In life, there are so many options and mechanisms one has to learn in order to use them correctly for whatever function at any one time. Be it for pleasure or work, everything has a reason for being. It’s up to the individual to find out that purpose.
If you haven’t already noticed, the Internet is full of certain programs and web sites supposedly geared toward business use. In fact, there are so many, that a lot of independent digital business pros go crazy trying to figure out each one and how to use it correctly. Even in the case of social media, a lot of business pros come to that difficult crossroads, trying to decide which ones to use for the best business success possible.
With so many social media web sites, a business pro should know what to look for in each one, which ones can be the most helpful for business, and which ones are worth using for more casual purposes. Even with so many, the aforementioned guidelines can make the lives of today’s professionals that much easier in the arena of social media and marketing.
More or Less Formal
Social media web sites do have a distinction between those that are for more formal, business-oriented usage and others that are for more casual use within the public sphere. You might have noticed this with messages in your e-mail inbox asking you to join a particular network. But at that point, you should think about which ones you should register for and how to use them thereafter for the best outcome for your business.
The more business-oriented social media sites are the ones that you use to network between colleagues and associates, past or present. LinkedIn, one of the most popular professional social media sites out there, is a prime example. This social media site boasts job postings, updates about business improvement strategies, and industry-related updates. If you register on a professional social media site like this, keep matters as formal as possible. Include information about you and/or your business, what services you offer, and where you can be reached. Here, keeping information as formal as possible will help you network with business professionals like yourself, and it’s always good to keep an eye out for your own industry-related small business social media sites—new ones spring up all the time and are worth joining.

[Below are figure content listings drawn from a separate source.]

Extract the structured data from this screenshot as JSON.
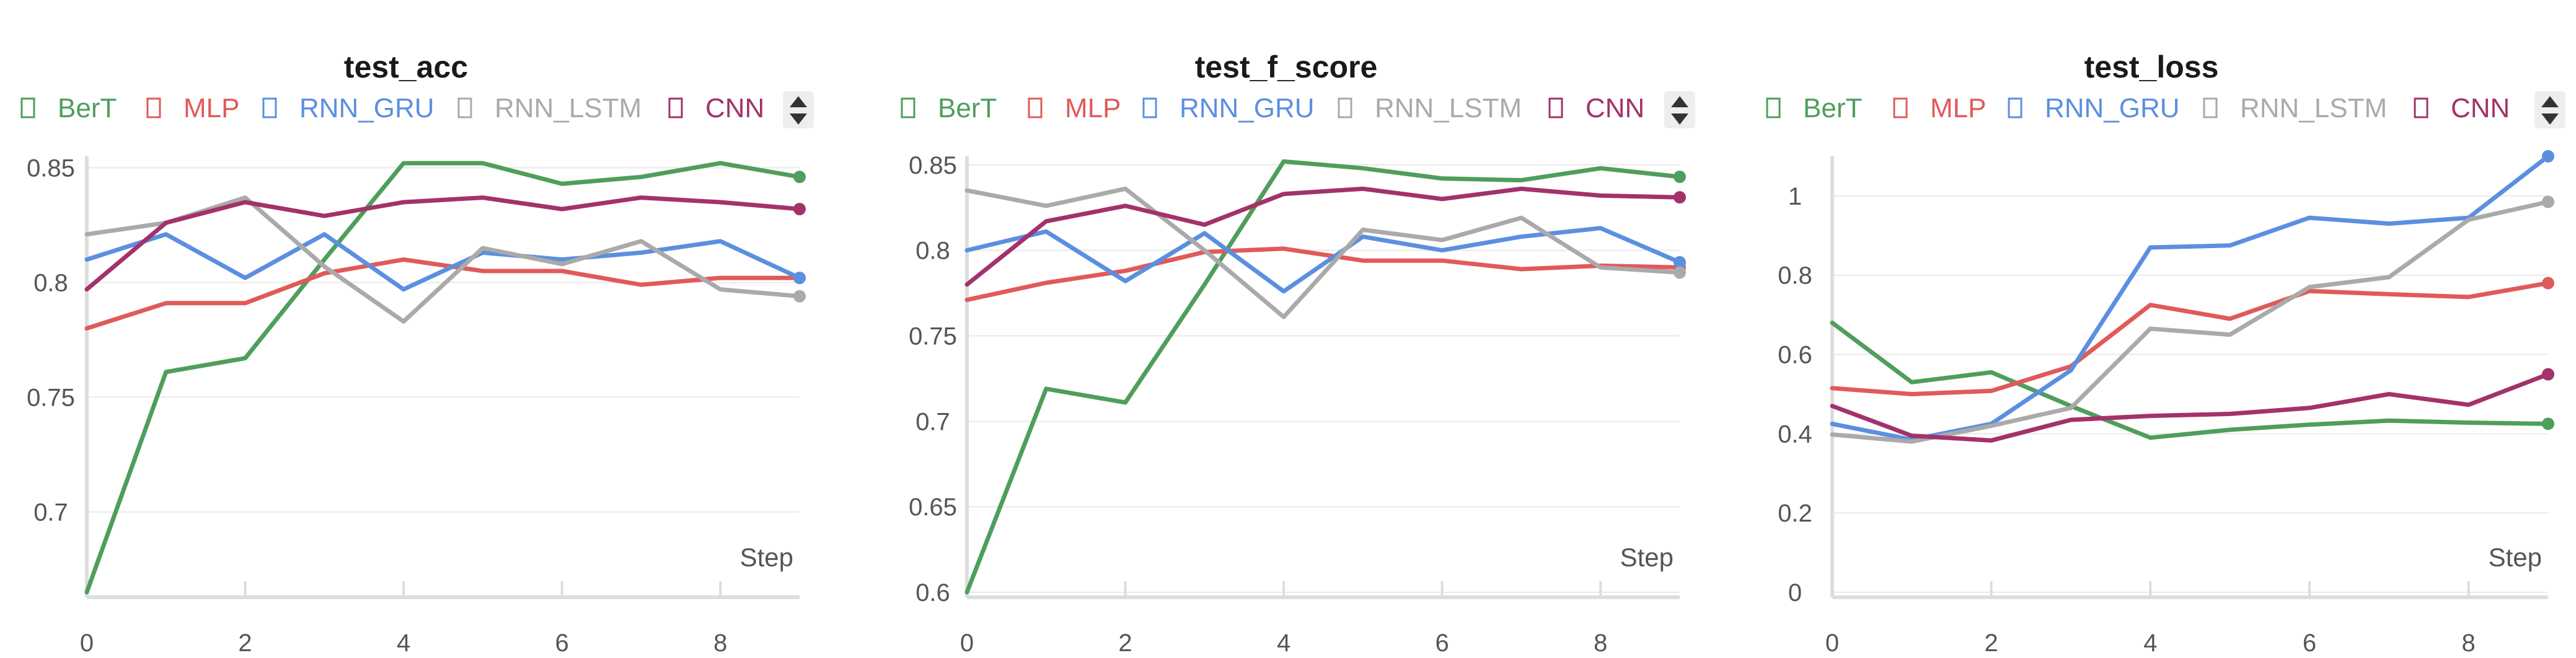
{
  "legend_scroll_icon": "up-down-arrows-icon",
  "colors": {
    "BerT": "#4f9e5c",
    "MLP": "#e05a5a",
    "RNN_GRU": "#5b8fe0",
    "RNN_LSTM": "#aaaaaa",
    "CNN": "#a3326b"
  },
  "chart_data": [
    {
      "type": "line",
      "title": "test_acc",
      "xlabel": "Step",
      "ylabel": "",
      "x": [
        0,
        1,
        2,
        3,
        4,
        5,
        6,
        7,
        8,
        9
      ],
      "xticks": [
        "0",
        "2",
        "4",
        "6",
        "8"
      ],
      "xlim": [
        0,
        9
      ],
      "ylim": [
        0.665,
        0.855
      ],
      "yticks": [
        "0.7",
        "0.75",
        "0.8",
        "0.85"
      ],
      "grid": true,
      "legend": "top",
      "series": [
        {
          "name": "BerT",
          "values": [
            0.665,
            0.761,
            0.767,
            0.81,
            0.852,
            0.852,
            0.843,
            0.846,
            0.852,
            0.846
          ]
        },
        {
          "name": "MLP",
          "values": [
            0.78,
            0.791,
            0.791,
            0.804,
            0.81,
            0.805,
            0.805,
            0.799,
            0.802,
            0.802
          ]
        },
        {
          "name": "RNN_GRU",
          "values": [
            0.81,
            0.821,
            0.802,
            0.821,
            0.797,
            0.813,
            0.81,
            0.813,
            0.818,
            0.802
          ]
        },
        {
          "name": "RNN_LSTM",
          "values": [
            0.821,
            0.826,
            0.837,
            0.807,
            0.783,
            0.815,
            0.808,
            0.818,
            0.797,
            0.794
          ]
        },
        {
          "name": "CNN",
          "values": [
            0.797,
            0.826,
            0.835,
            0.829,
            0.835,
            0.837,
            0.832,
            0.837,
            0.835,
            0.832
          ]
        }
      ]
    },
    {
      "type": "line",
      "title": "test_f_score",
      "xlabel": "Step",
      "ylabel": "",
      "x": [
        0,
        1,
        2,
        3,
        4,
        5,
        6,
        7,
        8,
        9
      ],
      "xticks": [
        "0",
        "2",
        "4",
        "6",
        "8"
      ],
      "xlim": [
        0,
        9
      ],
      "ylim": [
        0.6,
        0.855
      ],
      "yticks": [
        "0.6",
        "0.65",
        "0.7",
        "0.75",
        "0.8",
        "0.85"
      ],
      "grid": true,
      "legend": "top",
      "series": [
        {
          "name": "BerT",
          "values": [
            0.6,
            0.719,
            0.711,
            0.78,
            0.852,
            0.848,
            0.842,
            0.841,
            0.848,
            0.843
          ]
        },
        {
          "name": "MLP",
          "values": [
            0.771,
            0.781,
            0.788,
            0.799,
            0.801,
            0.794,
            0.794,
            0.789,
            0.791,
            0.79
          ]
        },
        {
          "name": "RNN_GRU",
          "values": [
            0.8,
            0.811,
            0.782,
            0.81,
            0.776,
            0.808,
            0.8,
            0.808,
            0.813,
            0.793
          ]
        },
        {
          "name": "RNN_LSTM",
          "values": [
            0.835,
            0.826,
            0.836,
            0.8,
            0.761,
            0.812,
            0.806,
            0.819,
            0.79,
            0.787
          ]
        },
        {
          "name": "CNN",
          "values": [
            0.78,
            0.817,
            0.826,
            0.815,
            0.833,
            0.836,
            0.83,
            0.836,
            0.832,
            0.831
          ]
        }
      ]
    },
    {
      "type": "line",
      "title": "test_loss",
      "xlabel": "Step",
      "ylabel": "",
      "x": [
        0,
        1,
        2,
        3,
        4,
        5,
        6,
        7,
        8,
        9
      ],
      "xticks": [
        "0",
        "2",
        "4",
        "6",
        "8"
      ],
      "xlim": [
        0,
        9
      ],
      "ylim": [
        0,
        1.1
      ],
      "yticks": [
        "0",
        "0.2",
        "0.4",
        "0.6",
        "0.8",
        "1"
      ],
      "grid": true,
      "legend": "top",
      "series": [
        {
          "name": "BerT",
          "values": [
            0.68,
            0.53,
            0.555,
            0.47,
            0.39,
            0.41,
            0.423,
            0.433,
            0.428,
            0.425
          ]
        },
        {
          "name": "MLP",
          "values": [
            0.515,
            0.5,
            0.508,
            0.57,
            0.725,
            0.69,
            0.76,
            0.752,
            0.745,
            0.78
          ]
        },
        {
          "name": "RNN_GRU",
          "values": [
            0.425,
            0.385,
            0.425,
            0.56,
            0.87,
            0.875,
            0.945,
            0.93,
            0.945,
            1.1
          ]
        },
        {
          "name": "RNN_LSTM",
          "values": [
            0.398,
            0.38,
            0.42,
            0.465,
            0.665,
            0.65,
            0.77,
            0.795,
            0.94,
            0.985
          ]
        },
        {
          "name": "CNN",
          "values": [
            0.47,
            0.395,
            0.383,
            0.435,
            0.445,
            0.45,
            0.465,
            0.5,
            0.473,
            0.55
          ]
        }
      ]
    }
  ]
}
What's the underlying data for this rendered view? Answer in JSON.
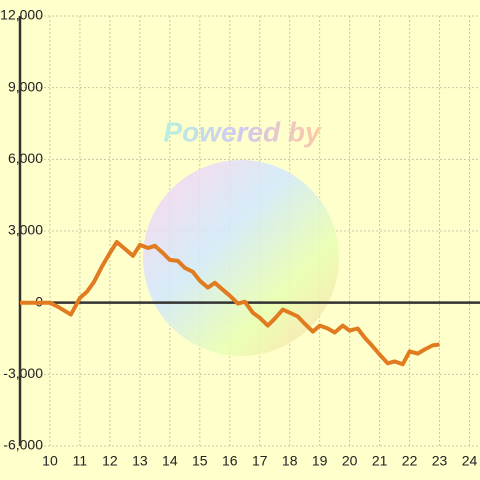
{
  "chart_data": {
    "type": "line",
    "watermark": "Powered by",
    "x": [
      9,
      10,
      10.3,
      10.7,
      11,
      11.23,
      11.47,
      11.73,
      12,
      12.23,
      12.5,
      12.77,
      13,
      13.27,
      13.5,
      13.77,
      14,
      14.27,
      14.5,
      14.77,
      15,
      15.27,
      15.5,
      15.77,
      16,
      16.27,
      16.5,
      16.77,
      17,
      17.27,
      17.5,
      17.77,
      18,
      18.27,
      18.5,
      18.77,
      19,
      19.27,
      19.5,
      19.77,
      20,
      20.27,
      20.5,
      20.77,
      21,
      21.27,
      21.5,
      21.77,
      22,
      22.27,
      22.5,
      22.77,
      23
    ],
    "series": [
      {
        "color": "#e07b20",
        "values": [
          0,
          0,
          -200,
          -500,
          200,
          450,
          870,
          1500,
          2080,
          2540,
          2250,
          1960,
          2420,
          2290,
          2380,
          2080,
          1790,
          1750,
          1460,
          1290,
          920,
          630,
          830,
          540,
          290,
          -40,
          40,
          -420,
          -630,
          -960,
          -670,
          -290,
          -420,
          -580,
          -880,
          -1210,
          -960,
          -1080,
          -1250,
          -960,
          -1170,
          -1080,
          -1460,
          -1830,
          -2170,
          -2540,
          -2460,
          -2580,
          -2040,
          -2130,
          -1960,
          -1790,
          -1750
        ]
      }
    ],
    "xlim": [
      9,
      24.35
    ],
    "xticks": [
      10,
      11,
      12,
      13,
      14,
      15,
      16,
      17,
      18,
      19,
      20,
      21,
      22,
      23,
      24
    ],
    "ylim": [
      -6000,
      12000
    ],
    "yticks": [
      {
        "value": -6000,
        "label": "-6,000"
      },
      {
        "value": -3000,
        "label": "-3,000"
      },
      0,
      {
        "value": 3000,
        "label": "3,000"
      },
      {
        "value": 6000,
        "label": "6,000"
      },
      {
        "value": 9000,
        "label": "9,000"
      },
      {
        "value": 12000,
        "label": "12,000"
      }
    ],
    "grid": true
  }
}
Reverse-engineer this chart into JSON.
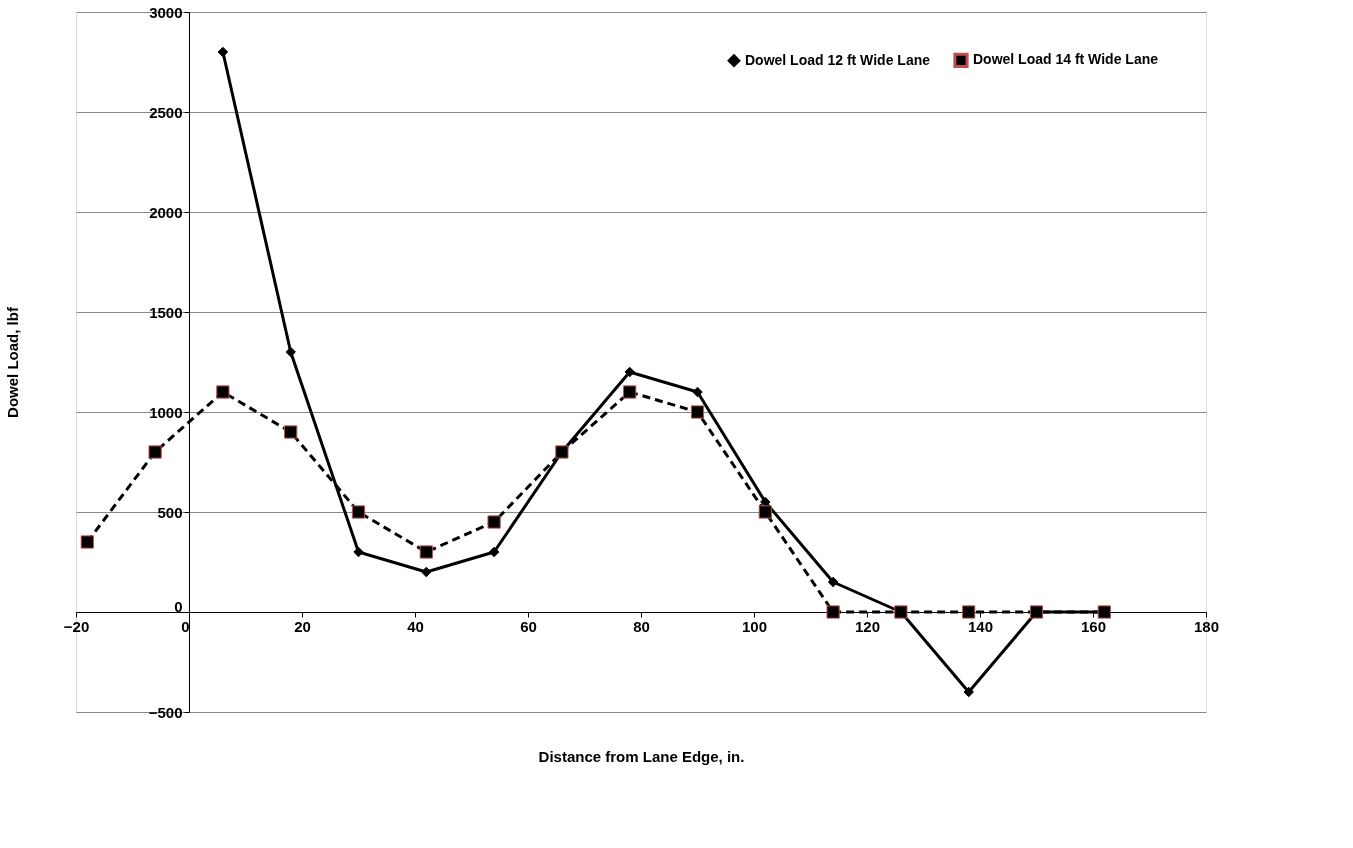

On the other hand, more casual social media sites like Facebook or Twitter are also worth registering with. Through these sites, you have the ability to have a more fun, informal interaction with the public online; you can operate things, like a social media blog, or offer more imaginative promotions to those that join up with your account. Obviously, some discretion must be used here, and you should stick to business—stay away from the gossip or shop talk that your friends engage in on the same web site. But don’t be afraid to have fun here. Social media is meant to be used as a positive networking tool.
Dividing It Up
A good trick for social media and marketing strategies is to have a social media management plan at hand. If you register your business on more than one social media web site, come up with a schedule on when to update them and with what specific content for each one. In a way, having more than one social media web site means you get to spread your professional knowledge and personal sense of fun over a diverse array of digital forums. Splitting up your social media strategies, can be both fun and challenging.